You're reading: Yanukovych withdraws his defense team a day ahead of his treason trial

Just one day ahead of the opening of his trial for treason in Obolon District Court of Kyiv, Ukraine’s runaway former President Viktor Yanukovych, withdrew his defense lawyers from the court in what appeared to be a move calculated to disrupt the proceedings.

“I don’t want to take part in a trial with a foregone conclusion,” Yanukovych said in a video address published by Russian state-owned TV channel Perviy Kanal on July 5.

“They (the judges) would have tried to convict me anyway. That’s why I decided to withdraw my lawyers from the process. I have no doubt about their professionalism, but even the best defenders are powerless in a state of destroyed justice.”

The trial hearings opened at 10 a.m. on July 6 but lasted for less than 30 minutes, as neither the defendant nor his defense team was present in the courtroom. The judges ordered a public defense lawyer be appointed by the state for Yanukovych, and postponed the hearing until July 12 so that the new lawyer would have time to study the materials of the case.

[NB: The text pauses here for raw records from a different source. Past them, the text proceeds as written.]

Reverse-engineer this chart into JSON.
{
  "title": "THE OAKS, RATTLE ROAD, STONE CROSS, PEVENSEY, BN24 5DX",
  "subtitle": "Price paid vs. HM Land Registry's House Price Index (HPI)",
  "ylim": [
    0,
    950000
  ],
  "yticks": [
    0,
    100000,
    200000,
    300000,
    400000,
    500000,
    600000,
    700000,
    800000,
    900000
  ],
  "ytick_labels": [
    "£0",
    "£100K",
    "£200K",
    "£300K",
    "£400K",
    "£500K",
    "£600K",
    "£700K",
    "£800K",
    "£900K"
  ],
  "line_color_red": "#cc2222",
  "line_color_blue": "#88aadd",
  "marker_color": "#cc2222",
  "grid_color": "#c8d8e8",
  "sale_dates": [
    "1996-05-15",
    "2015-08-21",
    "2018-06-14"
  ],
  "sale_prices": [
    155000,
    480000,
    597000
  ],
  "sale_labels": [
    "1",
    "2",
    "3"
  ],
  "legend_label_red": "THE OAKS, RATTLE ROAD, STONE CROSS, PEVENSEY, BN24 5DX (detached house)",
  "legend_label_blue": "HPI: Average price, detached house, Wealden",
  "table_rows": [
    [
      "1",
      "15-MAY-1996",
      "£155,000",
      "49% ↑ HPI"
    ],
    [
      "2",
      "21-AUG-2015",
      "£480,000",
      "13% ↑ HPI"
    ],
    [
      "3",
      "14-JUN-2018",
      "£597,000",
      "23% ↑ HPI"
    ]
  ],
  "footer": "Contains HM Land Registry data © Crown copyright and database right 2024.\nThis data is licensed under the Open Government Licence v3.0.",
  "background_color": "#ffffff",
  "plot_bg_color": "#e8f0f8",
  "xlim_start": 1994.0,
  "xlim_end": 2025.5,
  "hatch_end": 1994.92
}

A few minutes before the start of the court hearing, Yanukovych lawyers Vitaly Serdyuk and Ihor Fedorenko, both seen near the court building in Kyiv, told the journalists that they had informed the court that their client was withdrawing them.

Military prosecutor Ruslan Kravchenko, the leader of the prosecution in Yanukovych’s case, told the press on July 6 that Yanukovych had withdrawn his lawyers because he wanted to delay the trial and evade justice.

Yanukovych, who fled Ukraine in the winter 2014 during the EuroMaidan Revolution, has been in Russia for more than three years. Since November, the runaway president has been a suspect in several serious crime cases, including high treason, and aiding in an intentional act committed to alter Ukraine’s state border and conduct an aggressive war.

“I had no illusions about the aim of the trial,” Yanukovych said in the video address. “The current Ukrainian regime is pushing the judges to convict me of all of the past, present and future misfortunes of Ukraine.”

Yanukovych said his trial in absentia was a “sheer profanity” and said it violated the European Convention on Human Rights.

The fugitive president contradicted himself at the end of the address: While first saying he himself had refused to take part in the trial, he then claimed he had asked Ukrainian prosecutors to let him take part in the trial via a Skype video call, but that this had been denied.

Kravchenko said the prosecutors offered Yanukovych to take part in the court proceedings via a video link or in any way convenient for him. He said this could be done even without the direct involvement of a Russian court.

During court hearings on Nov. 28, Yanukovych gave witness testimony from Russia’s Rostov-On-Don district court during the trial of five ex-officers of the Interior Ministry’s now-disbanded Berkut riot police squad.

After the disgraced president gave his Skype testimony in that case, Ukrainian Prosecutor General Yuriy Lutsenko, who was in the Ukrainian court, informed the ex-president that he was to be put on trial for treason.